In recognition of his exact determinations of the atomic weights of a large number of chemical elements, the Royal Swedish Academy of Sciences awarded him the Nobel Prize in Chemistry in 1914.
Apart from atomic weights, Richards also studied atomic and molecular volume formulating a hypothesis of compressible atoms, heats of solution and neutralization, and the electrochemistry of amalgams. He also introduced highly useful devices such as the quartz apparatus, the bottling device, and the nephelometer.
Richards was active in both teaching and research at Harvard till the end of his life. Many honors and tributes continued to come his way for his exceptional work and dedication to the sciences.
Major Works
During his life, he authored nearly 300 papers on atomic weights. He also published 2 books - the non-fiction ‘Determinations of Atomic Weights’ in 1910 and a biography, ‘The Scientific Work of Morris Loeb’ in 1913.

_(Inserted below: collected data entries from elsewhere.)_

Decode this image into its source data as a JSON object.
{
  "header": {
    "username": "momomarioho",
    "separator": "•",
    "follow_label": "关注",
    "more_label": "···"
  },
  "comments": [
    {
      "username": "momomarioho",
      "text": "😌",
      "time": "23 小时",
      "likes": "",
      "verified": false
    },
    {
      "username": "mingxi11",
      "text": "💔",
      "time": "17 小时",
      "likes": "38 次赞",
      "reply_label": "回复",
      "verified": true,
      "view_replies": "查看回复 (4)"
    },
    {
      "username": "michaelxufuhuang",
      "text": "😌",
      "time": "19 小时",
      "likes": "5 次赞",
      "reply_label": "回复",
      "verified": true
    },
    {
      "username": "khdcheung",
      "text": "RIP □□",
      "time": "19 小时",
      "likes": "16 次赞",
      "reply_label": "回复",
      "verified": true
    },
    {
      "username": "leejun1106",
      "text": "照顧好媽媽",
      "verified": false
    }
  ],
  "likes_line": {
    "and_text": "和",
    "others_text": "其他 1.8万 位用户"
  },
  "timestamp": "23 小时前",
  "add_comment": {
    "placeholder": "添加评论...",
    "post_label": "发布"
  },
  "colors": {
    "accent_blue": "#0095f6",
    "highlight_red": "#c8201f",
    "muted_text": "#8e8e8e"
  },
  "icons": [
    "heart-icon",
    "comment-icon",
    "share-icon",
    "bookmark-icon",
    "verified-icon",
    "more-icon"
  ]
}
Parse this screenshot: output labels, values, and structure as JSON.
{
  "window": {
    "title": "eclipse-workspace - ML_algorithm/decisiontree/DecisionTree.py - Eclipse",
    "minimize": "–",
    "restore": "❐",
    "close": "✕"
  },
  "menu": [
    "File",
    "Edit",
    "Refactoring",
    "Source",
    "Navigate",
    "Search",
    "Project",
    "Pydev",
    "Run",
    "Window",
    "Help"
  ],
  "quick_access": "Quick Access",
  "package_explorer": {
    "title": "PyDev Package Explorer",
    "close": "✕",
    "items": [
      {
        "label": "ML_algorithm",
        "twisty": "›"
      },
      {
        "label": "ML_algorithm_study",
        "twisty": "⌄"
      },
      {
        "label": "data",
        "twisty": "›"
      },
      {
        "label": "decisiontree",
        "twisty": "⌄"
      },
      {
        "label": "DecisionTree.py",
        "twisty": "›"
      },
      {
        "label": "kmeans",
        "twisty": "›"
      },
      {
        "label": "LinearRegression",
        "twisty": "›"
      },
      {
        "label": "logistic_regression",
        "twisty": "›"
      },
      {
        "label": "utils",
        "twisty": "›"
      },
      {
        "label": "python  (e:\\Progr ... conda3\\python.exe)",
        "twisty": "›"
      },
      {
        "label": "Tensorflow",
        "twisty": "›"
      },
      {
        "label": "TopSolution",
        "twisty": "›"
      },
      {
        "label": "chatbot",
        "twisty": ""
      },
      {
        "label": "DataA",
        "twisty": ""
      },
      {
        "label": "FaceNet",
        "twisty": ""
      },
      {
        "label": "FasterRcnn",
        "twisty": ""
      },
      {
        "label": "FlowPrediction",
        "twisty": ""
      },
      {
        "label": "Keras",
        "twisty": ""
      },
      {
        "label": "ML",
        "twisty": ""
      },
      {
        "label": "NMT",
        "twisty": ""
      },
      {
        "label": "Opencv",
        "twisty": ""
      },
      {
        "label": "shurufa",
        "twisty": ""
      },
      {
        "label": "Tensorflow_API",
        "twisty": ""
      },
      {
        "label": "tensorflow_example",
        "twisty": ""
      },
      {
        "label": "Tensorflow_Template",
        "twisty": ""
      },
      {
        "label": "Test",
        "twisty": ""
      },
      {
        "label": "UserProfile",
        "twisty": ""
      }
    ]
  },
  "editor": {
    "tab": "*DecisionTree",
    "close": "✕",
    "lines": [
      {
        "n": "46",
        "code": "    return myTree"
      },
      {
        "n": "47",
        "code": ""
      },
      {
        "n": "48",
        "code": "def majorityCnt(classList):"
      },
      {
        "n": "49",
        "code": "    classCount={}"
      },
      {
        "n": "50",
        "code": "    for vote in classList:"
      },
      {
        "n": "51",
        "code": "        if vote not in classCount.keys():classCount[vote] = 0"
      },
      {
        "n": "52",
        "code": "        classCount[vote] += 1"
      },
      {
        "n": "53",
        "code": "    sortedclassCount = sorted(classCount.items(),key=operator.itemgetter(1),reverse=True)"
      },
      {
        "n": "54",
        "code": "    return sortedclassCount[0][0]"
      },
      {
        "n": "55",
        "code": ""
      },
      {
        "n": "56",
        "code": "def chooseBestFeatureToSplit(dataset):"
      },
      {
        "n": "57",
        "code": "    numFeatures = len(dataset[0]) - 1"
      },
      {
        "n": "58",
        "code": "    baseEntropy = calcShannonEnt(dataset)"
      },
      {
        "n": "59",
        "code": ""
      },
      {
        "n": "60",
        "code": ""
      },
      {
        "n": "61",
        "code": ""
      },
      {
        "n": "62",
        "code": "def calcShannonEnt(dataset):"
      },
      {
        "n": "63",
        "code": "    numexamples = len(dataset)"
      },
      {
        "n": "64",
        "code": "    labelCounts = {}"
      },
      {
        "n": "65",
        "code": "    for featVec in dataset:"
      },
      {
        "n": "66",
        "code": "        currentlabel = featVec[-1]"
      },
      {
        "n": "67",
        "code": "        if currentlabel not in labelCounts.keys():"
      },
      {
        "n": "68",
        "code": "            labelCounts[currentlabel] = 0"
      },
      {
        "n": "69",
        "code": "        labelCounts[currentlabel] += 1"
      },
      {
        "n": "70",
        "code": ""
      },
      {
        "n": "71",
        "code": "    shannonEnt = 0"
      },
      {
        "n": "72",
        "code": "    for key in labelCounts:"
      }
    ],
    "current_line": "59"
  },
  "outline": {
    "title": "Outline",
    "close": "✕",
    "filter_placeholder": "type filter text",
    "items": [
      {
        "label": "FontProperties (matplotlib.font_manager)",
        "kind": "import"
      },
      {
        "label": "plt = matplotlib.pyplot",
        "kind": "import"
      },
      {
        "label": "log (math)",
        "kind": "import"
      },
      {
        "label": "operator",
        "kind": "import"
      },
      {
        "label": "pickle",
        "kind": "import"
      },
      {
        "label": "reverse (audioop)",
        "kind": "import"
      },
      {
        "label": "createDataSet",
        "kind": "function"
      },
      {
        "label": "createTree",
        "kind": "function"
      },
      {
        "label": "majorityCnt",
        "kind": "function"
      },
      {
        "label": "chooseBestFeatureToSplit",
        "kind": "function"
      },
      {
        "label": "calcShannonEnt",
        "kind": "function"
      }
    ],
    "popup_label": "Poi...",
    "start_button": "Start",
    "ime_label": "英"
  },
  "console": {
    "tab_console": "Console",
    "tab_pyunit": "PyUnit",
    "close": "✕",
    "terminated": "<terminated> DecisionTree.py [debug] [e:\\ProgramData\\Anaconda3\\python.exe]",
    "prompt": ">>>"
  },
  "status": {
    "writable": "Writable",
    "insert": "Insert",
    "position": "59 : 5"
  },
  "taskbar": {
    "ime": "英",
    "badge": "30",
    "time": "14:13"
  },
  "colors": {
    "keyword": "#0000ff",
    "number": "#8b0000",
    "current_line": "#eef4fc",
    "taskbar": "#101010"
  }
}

His best-known studies dealt with the atomic weights of elements, which constituted about half of his scientific research. He is credited with determining the atomic weight of over 25 elements, with the highest accuracy. His research also led to the invention of the adiabatic calorimeter and the nephelometer.
Awards & Achievements
He received the Davy Medal of the Royal Society (1910), the Faraday Medal of the Chemical Society (1911), the Willard Gibbs Medal of the American Chemical Society (1912), and the Franklin Medal of the Franklin Institute (1916).
Much of his research was dedicated to the subject of atomic weights, which began during his years at Haverford, for which he was awarded the Nobel Prize in Chemistry in 1914. The fact that an element can have different atomic weights was first established by him.
Personal Life & Legacy
He married Miriam Stuart Thayer, daughter of a Harvard Professor, Joseph Henry Thayer, on May 28, 1896. The couple lived in a house near the Harvard College yard built with the financial assistance of Richards’ father.
He became a father for the first time on February 1, 1889, with the birth of his daughter, Grace. He also fathered two sons, William Theodore and Greenough Thayer, both of whom became professors. William taught Chemistry at Princeton University whereas Greenough was an architect who taught design at Virginia Polytechnic Institute.
Richards apparently suffered from chronic respiratory problems and was also plagued by depression. He died on April 2, 1928, in Cambridge, Massachusetts at the age of 60.
Trivia
Richards was the first American to be awarded the Nobel Prize in Chemistry and the second among American scientists, the first being Albert A. Michelson in 1907.
His younger sister, Anna Mary Richards Brewster was a successful impressionist painter, sculptor, and illustrator.